The genomic organization of the integrated T-DNAs differed in the four transgenic lines analyzed in this study. All the integrated large transgenes had been rearranged. Inverted integration of two constructs and deletions in one copy were observed in the line S, an insertion of rice genomic DNA into the construct was detected in the line N, insertion of the T-DNA-LB region or the tandem duplication of deleted constructs was visualized in line 11, and two longer constructs were present in line 12. These duplication, deletion and insertion events might have occurred independently in the transgenic plants during or after the integration of the T-DNA. Our analysis suggested that the large T-DNAs integrated by Agrobacterium-mediated transformation tend to be rearranged in transgenic rice plants. Similar rearrangements were also observed in other transgenic rice plants harboring large genomic fragments from wheat (our unpublished results). The integration of intact T-DNA should therefore be routinely confirmed by cytogenetic analysis in the case of transgenic plants transformed with large transgenes using Agrobacterium.

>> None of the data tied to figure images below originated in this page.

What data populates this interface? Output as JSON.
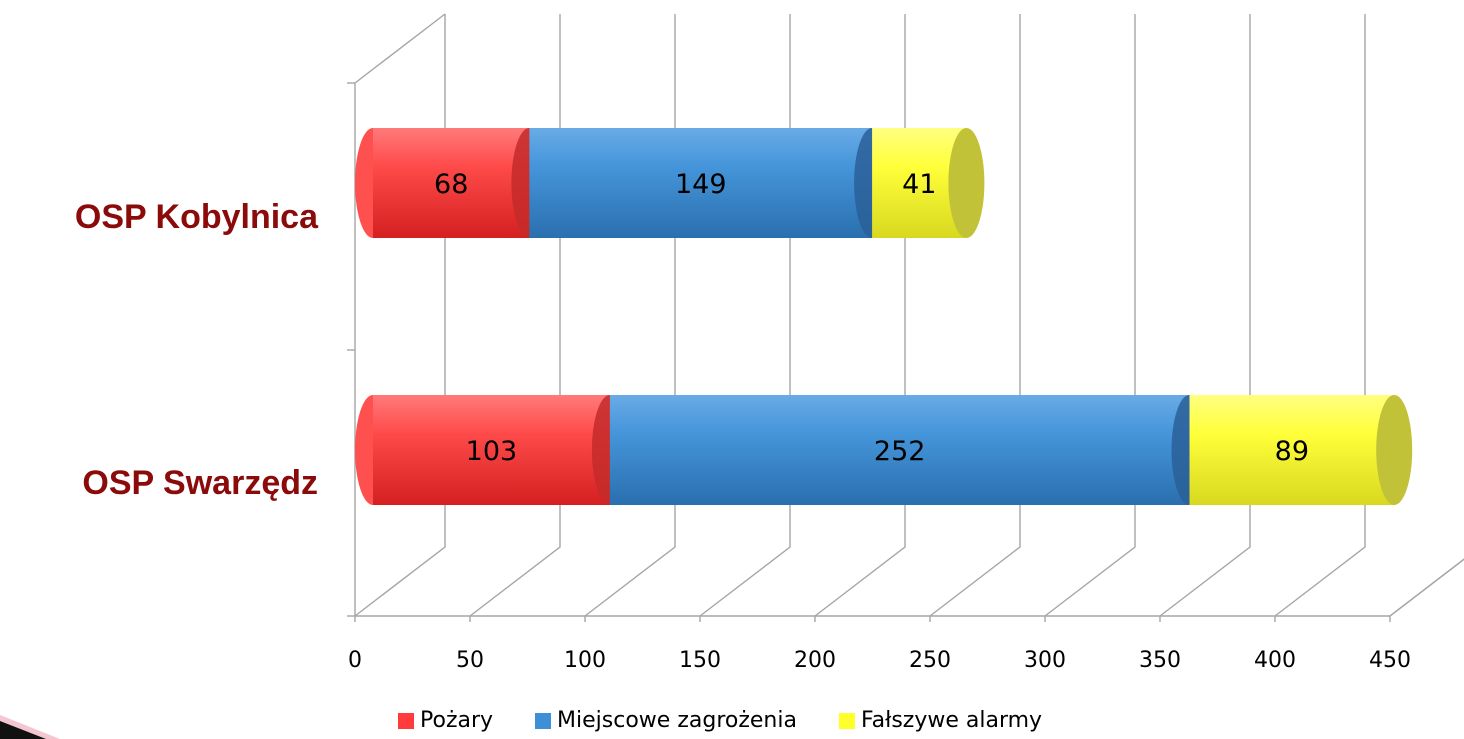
{
  "chart_data": {
    "type": "bar",
    "orientation": "horizontal",
    "stacked": true,
    "style": "3d-cylinder",
    "categories": [
      "OSP Kobylnica",
      "OSP Swarzędz"
    ],
    "series": [
      {
        "name": "Pożary",
        "values": [
          68,
          103
        ],
        "color": "#ff4040"
      },
      {
        "name": "Miejscowe zagrożenia",
        "values": [
          149,
          252
        ],
        "color": "#3f8fd6"
      },
      {
        "name": "Fałszywe alarmy",
        "values": [
          41,
          89
        ],
        "color": "#ffff33"
      }
    ],
    "xlim": [
      0,
      450
    ],
    "x_ticks": [
      "0",
      "50",
      "100",
      "150",
      "200",
      "250",
      "300",
      "350",
      "400",
      "450"
    ],
    "grid": true,
    "legend_position": "bottom",
    "title": "",
    "xlabel": "",
    "ylabel": ""
  }
}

To our surprise, the BAC 8 construct used in this study had suffered significant deletion in Agrobacterium; the 92-kb insert in the original BAC 8 construct was apparently converted into a 72-kb insert in Agrobacterium prior to infection of rice. Recently, Song et al. (2003) reported that potato BIBAC and TAC constructs containing genomic DNA fragments larger than 100 kb were unstable in Agrobacterium. Similarly, in the present investigation, deletions have been observed in the BAC 8 construct in Agrobacterium; these might be due to the presence of repetitive sequences in the 92-kb insert of wheat genomic DNA. In fact, FISH analysis with the BAC 8 probe on wheat mitotic chromosomes resulted in the strong signals over entire chromosomes, suggesting the existence of highly repetitive sequences in the BAC 8 insert (unpublished results). In transgenic experiments, it is therefore important that large-insert clones must be constructed to be as short as possible, and the constructs should be checked for rearrangements in Agrobacterium before using them for plant transformation. The initial identification of a stable clone is especially important, because clone instability in Agrobacterium may facilitate rearrangements in the transgene loci.